RDA recognises and promotes the investment opportunities which agro-forestry present for adding value to traditional broad acre farming in the Murraylands and for replacement of former irrigation enterprises in the Riverland. To support regional development of agro-forestry RDA M&R initiated the Murraylands & Riverland Agro-Forestry Working Group in 2008 as a collaborative partnership between the South Australian Murray Darling Basin, Natural Resource Management Board, South Australian Farmers Federation, Primary Industry of South Australia, Forestry, South Australian Government Department of  the Environment and Heritage, Local Action Planning Groups including Goolwa & Wellington LAP, Murray Mallee LAP, Coorong LAP, Eastern & Hills and Murray Plains LAP and Ngarrindjeri Ruwe Enterprises Pty. Ltd, Coorong Farm Forestry Network and the regional farming communities.
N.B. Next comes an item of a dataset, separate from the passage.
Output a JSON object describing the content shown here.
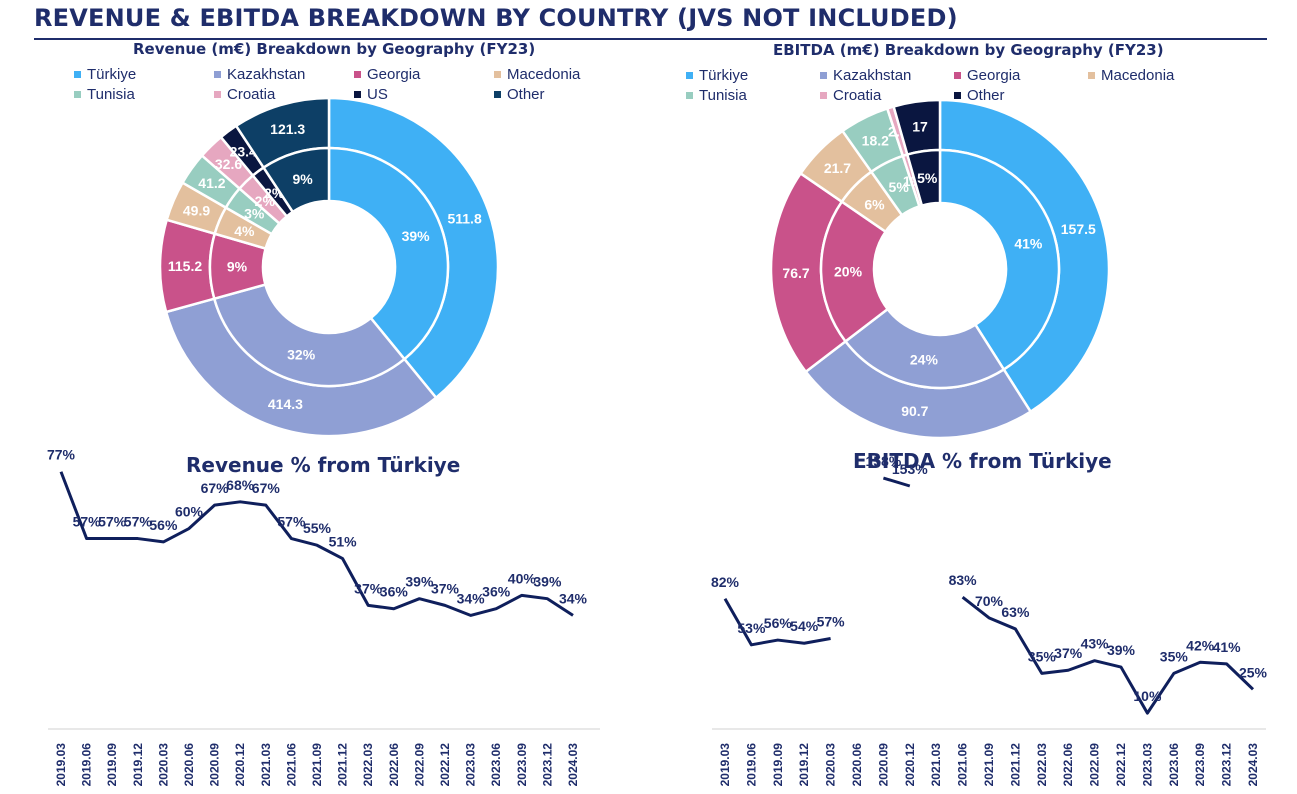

Their focus has been upon the multiple benefits of forestry in adding value to traditional farming activities. More recently their focus has been upon the emerging carbon economy.

To support development of agro-forestry and carbon capture projects the RDA M&R commissioned SAMRIC Pty. Ltd. (now Mapping Services Australia) - specialists in the field of GIS mapping – to develop maps of soil types,  rainfall patterns and vegetation prospects for the Murraylands region in 2009. These maps are available (see link in right hand column).

The combined resources of the Murraylands Agro-forestry Working Group with additional financial support from the South Australian Government, Department of Economic Development and Trade facilitated the Murray & Mallee Carbon Forum which informed regional landowners of the potential benefits and pitfalls of the emerging carbon market.  The quality and breadth of information presented at the Carbon Forum and practical Field Days has underpinned interest in the Carbon Farming Initiative.

Regional landowner/farmers have strong interest in carbon capture as an additional income source. Many regional landowners/farmers have already established significant carbon sinks through maintenance of existing natural vegetation, re-vegetation and forestry projects which provide multiple benefits for wind and soil erosion, salinity control and shelter belts – at their own expense. The Carbon Farming Initiative now offers opportunities to redress some of these injustices. A well designed CFI should enable landowners/farmers to benefit financially from their previous and future environmental efforts. After all land owners/farmers will provide the essential ingredients – land and energy – on which the success of the Carbon Farming Initiative will depend.